Kleopatra schaute aus dem Fenster auf den großen Leuchtturm von Alexandria. Sie erinnerte sich daran, wie Caesar damals Achillas' Truppen herausgefordert hatte, als diese sich dort verschanzt hatten. Es kam ihr vor, als sei es erst gestern gewesen, wenngleich inzwischen doch schon so viele Jahre verstrichen waren und sich ihr Leben dem Ende näherte.

Wie schnell alles vergangen war! Gib mir die Zeit zurück, Isis. Laß mich das Leben noch einmal beginnen! Kleopatra spürte, daß Mardian sie beobachtete, wandte sich vom Fenster ab und sagte scheinbar unbefangen: »Wie es scheint, hat Antonius das weltliche Vergnügen wiederentdeckt, das ihm so teuer gewesen ist.«

»Den Wein und das Weib«, pflichtete Mardian ihr bei.

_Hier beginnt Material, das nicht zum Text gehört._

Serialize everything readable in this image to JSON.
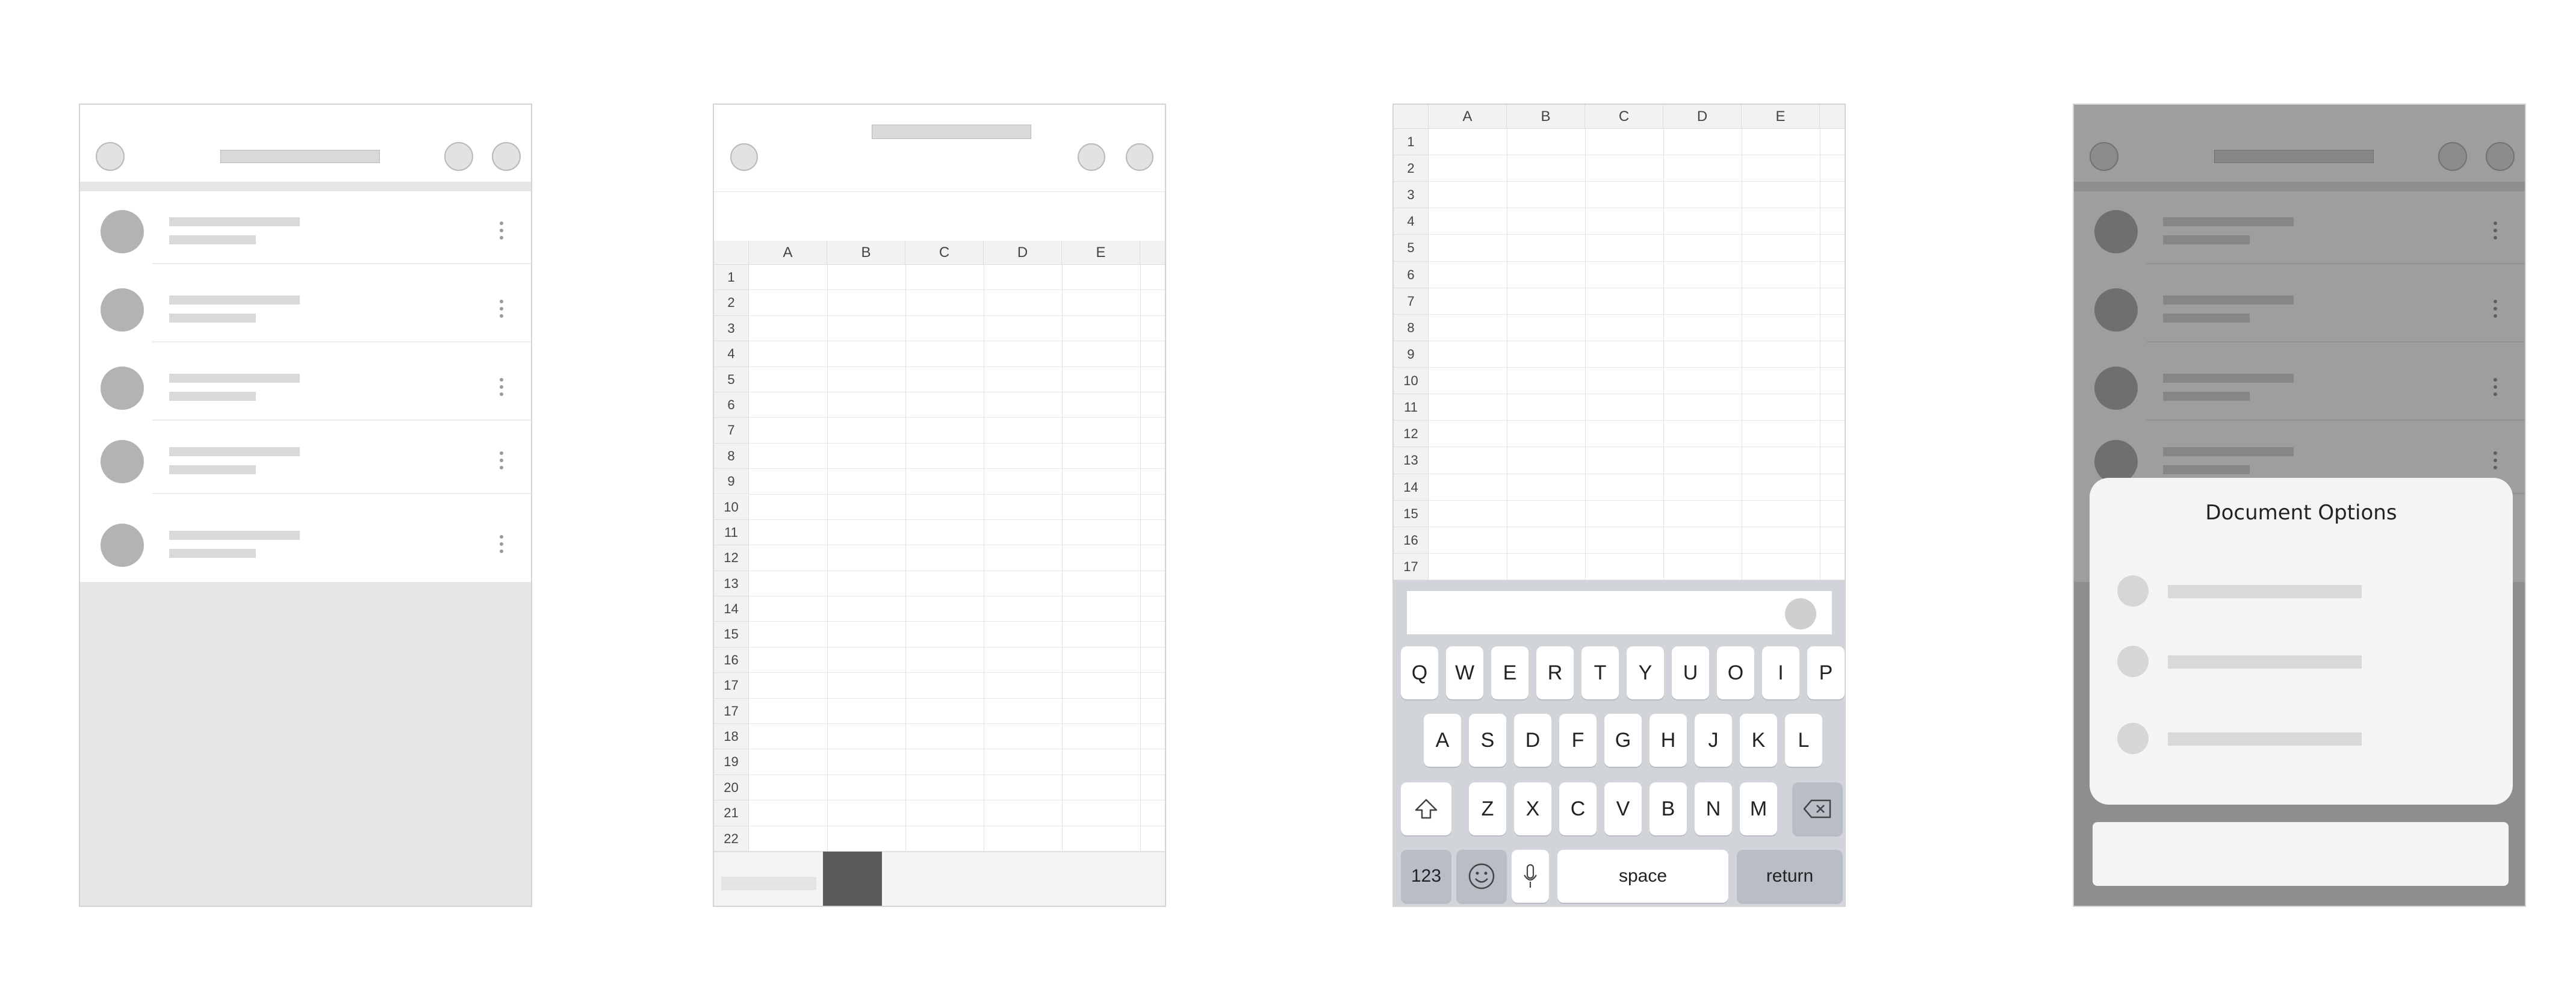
{
  "screen1": {
    "row_count": 5
  },
  "screen2": {
    "columns": [
      "A",
      "B",
      "C",
      "D",
      "E"
    ],
    "rows": [
      "1",
      "2",
      "3",
      "4",
      "5",
      "6",
      "7",
      "8",
      "9",
      "10",
      "11",
      "12",
      "13",
      "14",
      "15",
      "16",
      "17",
      "17",
      "18",
      "19",
      "20",
      "21",
      "22"
    ]
  },
  "screen3": {
    "columns": [
      "A",
      "B",
      "C",
      "D",
      "E"
    ],
    "rows": [
      "1",
      "2",
      "3",
      "4",
      "5",
      "6",
      "7",
      "8",
      "9",
      "10",
      "11",
      "12",
      "13",
      "14",
      "15",
      "16",
      "17"
    ],
    "keyboard": {
      "row1": [
        "Q",
        "W",
        "E",
        "R",
        "T",
        "Y",
        "U",
        "O",
        "I",
        "P"
      ],
      "row2": [
        "A",
        "S",
        "D",
        "F",
        "G",
        "H",
        "J",
        "K",
        "L"
      ],
      "row3": [
        "Z",
        "X",
        "C",
        "V",
        "B",
        "N",
        "M"
      ],
      "numbers_key": "123",
      "space_key": "space",
      "return_key": "return"
    }
  },
  "screen4": {
    "modal_title": "Document Options"
  },
  "colors": {
    "placeholder": "#d9d9d9",
    "avatar": "#b3b3b3",
    "keyboard_bg": "#d1d4d9",
    "overlay": "rgba(0,0,0,0.38)"
  },
  "icons": [
    "shift-icon",
    "backspace-icon",
    "emoji-icon",
    "microphone-icon",
    "kebab-menu-icon"
  ]
}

Kleopatra lächelte. »So ist es.«

»Doch beides hält ihn nicht davon ab, Octavian heimlich Botschaften übermitteln zu lassen.«

Ihr Lächeln erstarb. »Wissen deine Spitzel, was sie enthalten?«

Mardian schüttelte den Kopf.

»Glaubst du, daß er mich verrät?«

»Es ist möglich. Seinen Freunden erzählt er jedenfalls, daß er sich nach Athen zurückziehen will, um seine restlichen Tage als Landedelmann zu beschließen.«

»Als Landedelmann«, murmelte Kleopatra. Wie unglaubwürdig für die, die ihn kannten! Octavian würde ihm das niemals abnehmen, und selbst wenn, würde er es nicht zulassen. Er hatte sich in der Vergangenheit als gnadenlos erwiesen, und sie bezweifelte, daß sich daran etwas ändern würde, wenn es um seinen ärgsten Widersacher ging.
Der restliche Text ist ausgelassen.